Winemakers, retailers and strip clubs are also
reporting shortfalls or reducing projections as the recession squeezes consumer
spending. The economy changed "very quickly and dramatically", leaving companies
short of where they thought they'd be, said Chris Marangi, an analyst for Rye,
New York-based Gabelli & Co, which manages 26 billion dollars .
The U.S. economy fell into recession in December
2007, according to the National Bureau of Economic Research. The Labor
Department may report today that employers cut 500,000 jobs last month, putting
2008 losses at 2.4 million, according to a Bloomberg survey. The jobless rate
could hit a 15-year high.
ADP Employer Services yesterday estimated companies
eliminated 693,000 jobs in December, the most since the gauge on payroll data
was created in 2001.
Intel's sales
Intel Chief Executive Officer Paul Otellini, 58, said
he expects the U.S. recession to be the worst he's seen. Intel's fourth-quarter
sales fell to 8.2 billion dollars from a year earlier, missing the November
forecast of 9 billion dollars and an earlier prediction of at least 10.1 billion
dollars.
The Santa Clara, California-based company's sagging
revenue indicates demand is falling across a broad swath of the technology
industry since Intel chips run about 80 percent of the world's personal
computers and also power corporate servers.
Intel fell 93 cents, or 6.1 percent, to 14.44 dollars
on Wednesday in NASDAQ Stock Market trading. The stock lost 45 percent in 2008.
Time Warner's 25 billion dollars asset
write-down points to additional fallout from the recession: companies taking
charges to reflect the declining value of assets. About a fourth of Standard
& Poor's 500 companies trade at a price-to-book ratio of less than 1,
indicating investors view their assets as being worth less than reported on
balance sheets. Write-downs, while non-cash, reduce net income.
Time Warner, based in New York, is lowering the value
of the company's cable systems and publishing and Internet businesses. A verdict
against Turner Broadcasting System and the bankruptcy of Lehman Brothers
Holdings Inc, a Time Warner tenant, also contributed to the 2008 loss.
The company, which is scheduled to report earnings
Feb 4, predicted in November profit of as much as 1.07 dollars a share from
continuing operations.
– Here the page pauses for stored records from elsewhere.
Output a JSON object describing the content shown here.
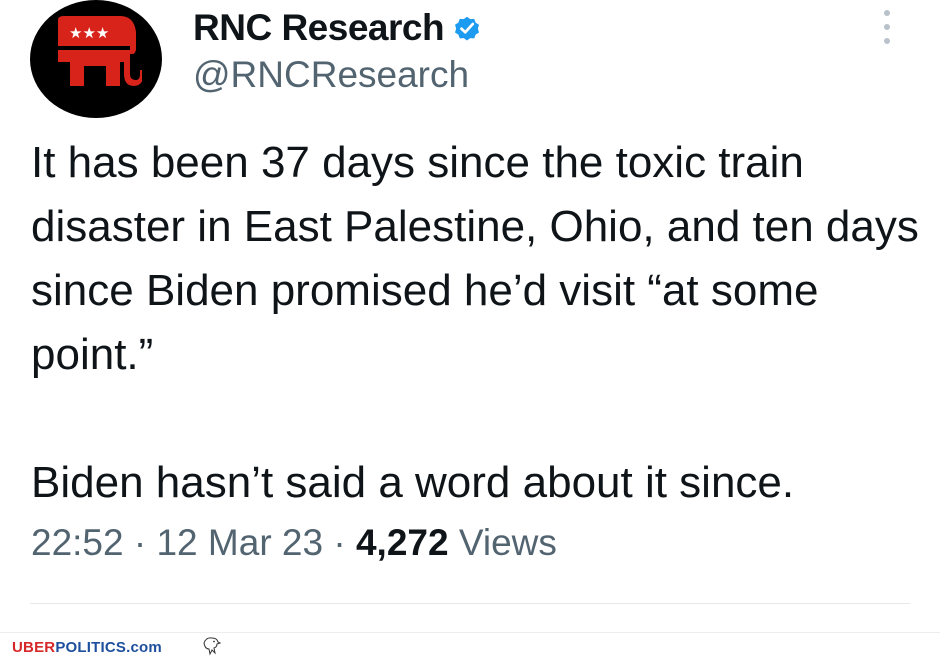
{
  "tweet": {
    "display_name": "RNC Research",
    "handle": "@RNCResearch",
    "text": "It has been 37 days since the toxic train disaster in East Palestine, Ohio, and ten days since Biden promised he’d visit “at some point.”\n\nBiden hasn’t said a word about it since.",
    "time": "22:52",
    "date": "12 Mar 23",
    "separator": "·",
    "views_count": "4,272",
    "views_label": "Views",
    "verified": true,
    "icons": {
      "avatar": "gop-elephant-logo",
      "verified": "verified-badge-icon",
      "more": "more-vertical-icon"
    }
  },
  "watermark": {
    "uber": "UBER",
    "politics": "POLITICS",
    "com": ".com",
    "logo": "eagle-icon"
  },
  "colors": {
    "text_primary": "#0f1419",
    "text_secondary": "#536471",
    "verified_blue": "#1d9bf0",
    "gop_red": "#d8231b",
    "watermark_red": "#d62828",
    "watermark_blue": "#1d4f9c"
  }
}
Time Warner fell 69 cents, or 6.3 percent, to 10.29
dollars on Wednesday on the New York Stock Exchange and declined 39 percent
last year.
"We are in a very unique point of time where we've
never seen the type of declines that we've seen over a very short period," said
Pat Becker Jr, chief investment officer at Becker Capital Management Inc in
Portland, Oregon, which owns 1.4 million Intel shares and manages about 1.8
billion. "We're just not in a good forecasting environment."
Hold the wine
Bed Bath & Beyond Inc, the largest US
home-furnishings retailer, reported its fifth straight drop in quarterly profit
yesterday and lowered its forecast for the year ending in February as customers
flocked to the liquidation sale at bankrupt rival Linens 'n Things Inc.
Constellation Brands Inc, the world's largest
winemaker, on Wednesday lowered the top end of the company's profit forecast for
the February fiscal year. Third-quarter sales of wine brands that include Robert
Mondavi and Clos du Bois fell 2 percent.
Even Rick's Cabaret International Inc, the
Houston-based owner of strip clubs, withdrew its 2009 forecast on Dec 29, saying
the company can't predict how some locations will fare.